The predawn chill bit through my flannel shirt as I stepped onto the dock, my boots echoing like gunshots in the still morning. Lake Martin's surface wore a quilt of mist so thick it swallowed my headlamp's beam. I tightened the drag on my spinning reel out of habit, the fluorocarbon line whispering through the guides with familiar promise.
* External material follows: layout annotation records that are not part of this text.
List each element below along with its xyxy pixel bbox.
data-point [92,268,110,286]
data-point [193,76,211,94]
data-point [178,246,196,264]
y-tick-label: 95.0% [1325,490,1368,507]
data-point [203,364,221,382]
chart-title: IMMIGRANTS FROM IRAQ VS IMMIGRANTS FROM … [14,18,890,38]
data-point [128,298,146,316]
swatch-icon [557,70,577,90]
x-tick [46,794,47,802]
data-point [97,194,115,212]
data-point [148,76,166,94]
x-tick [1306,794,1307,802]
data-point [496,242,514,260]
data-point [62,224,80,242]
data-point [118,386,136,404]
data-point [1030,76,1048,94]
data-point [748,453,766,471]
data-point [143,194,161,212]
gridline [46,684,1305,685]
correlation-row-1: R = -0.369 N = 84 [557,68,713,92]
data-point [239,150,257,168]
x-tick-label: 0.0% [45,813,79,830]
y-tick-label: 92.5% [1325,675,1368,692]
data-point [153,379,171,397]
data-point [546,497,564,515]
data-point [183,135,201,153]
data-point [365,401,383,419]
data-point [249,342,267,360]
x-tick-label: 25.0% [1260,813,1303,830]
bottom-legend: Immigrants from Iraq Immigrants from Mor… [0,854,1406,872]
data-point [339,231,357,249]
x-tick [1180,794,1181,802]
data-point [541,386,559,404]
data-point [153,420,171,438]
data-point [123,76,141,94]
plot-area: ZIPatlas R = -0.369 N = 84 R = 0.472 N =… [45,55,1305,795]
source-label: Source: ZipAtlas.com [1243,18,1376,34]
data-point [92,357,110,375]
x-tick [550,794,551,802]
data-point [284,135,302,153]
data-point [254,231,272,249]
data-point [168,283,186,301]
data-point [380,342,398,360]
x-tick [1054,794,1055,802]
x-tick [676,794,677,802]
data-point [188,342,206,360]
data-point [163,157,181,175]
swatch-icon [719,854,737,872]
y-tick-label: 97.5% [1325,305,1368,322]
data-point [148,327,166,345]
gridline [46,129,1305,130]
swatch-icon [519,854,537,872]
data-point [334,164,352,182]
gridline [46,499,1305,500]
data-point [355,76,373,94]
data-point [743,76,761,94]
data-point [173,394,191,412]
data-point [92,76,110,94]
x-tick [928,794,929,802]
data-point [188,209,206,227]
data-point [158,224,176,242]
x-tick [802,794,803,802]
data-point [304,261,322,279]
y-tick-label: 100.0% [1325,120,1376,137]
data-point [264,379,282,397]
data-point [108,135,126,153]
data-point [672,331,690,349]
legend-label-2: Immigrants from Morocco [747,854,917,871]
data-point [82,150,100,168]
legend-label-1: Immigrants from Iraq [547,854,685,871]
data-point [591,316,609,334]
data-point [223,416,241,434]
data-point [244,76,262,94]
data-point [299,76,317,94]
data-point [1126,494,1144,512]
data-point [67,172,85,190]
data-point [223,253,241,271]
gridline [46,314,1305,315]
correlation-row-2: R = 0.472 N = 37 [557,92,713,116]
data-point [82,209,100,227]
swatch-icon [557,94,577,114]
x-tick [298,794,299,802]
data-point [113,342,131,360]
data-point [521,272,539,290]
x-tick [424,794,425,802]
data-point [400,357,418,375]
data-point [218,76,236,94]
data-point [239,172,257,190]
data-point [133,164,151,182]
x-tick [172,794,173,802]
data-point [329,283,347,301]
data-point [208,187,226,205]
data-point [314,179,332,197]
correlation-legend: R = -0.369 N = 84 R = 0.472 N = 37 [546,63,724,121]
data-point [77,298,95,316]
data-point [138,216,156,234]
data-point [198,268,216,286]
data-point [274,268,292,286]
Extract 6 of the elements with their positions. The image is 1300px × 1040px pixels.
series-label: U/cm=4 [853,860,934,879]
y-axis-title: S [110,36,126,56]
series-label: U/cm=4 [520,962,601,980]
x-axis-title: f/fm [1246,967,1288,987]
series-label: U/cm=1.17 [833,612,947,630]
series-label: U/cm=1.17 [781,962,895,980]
'Should've brought the thermal socks,' I muttered, watching my breath swirl with the fog. The first casts with my jerkbait produced only phantom strikes - maybe minnows, maybe wishful thinking. By sunrise, the caffeine wore off and my optimism sank like a bad rig.

Then the fog bank rippled. Not from wind, but something beneath. My hands remembered before my brain did, automatically clipping on a swim jig in ghost shad. The lure vanished mid-retrieve, the rod doubling over so fast it nearly kissed the water. For three glorious minutes, the world shrank to singing line and throbbing rod grip.

When the smallmouth finally surfaced, sunlight pierced the fog in golden shafts. Its bronze flanks glowed like molten metal as I slipped the hook free. The fish's tail slap sent concentric rings through the lingering mist as it vanished - my watch alarm beeping lunch hour across the empty lake.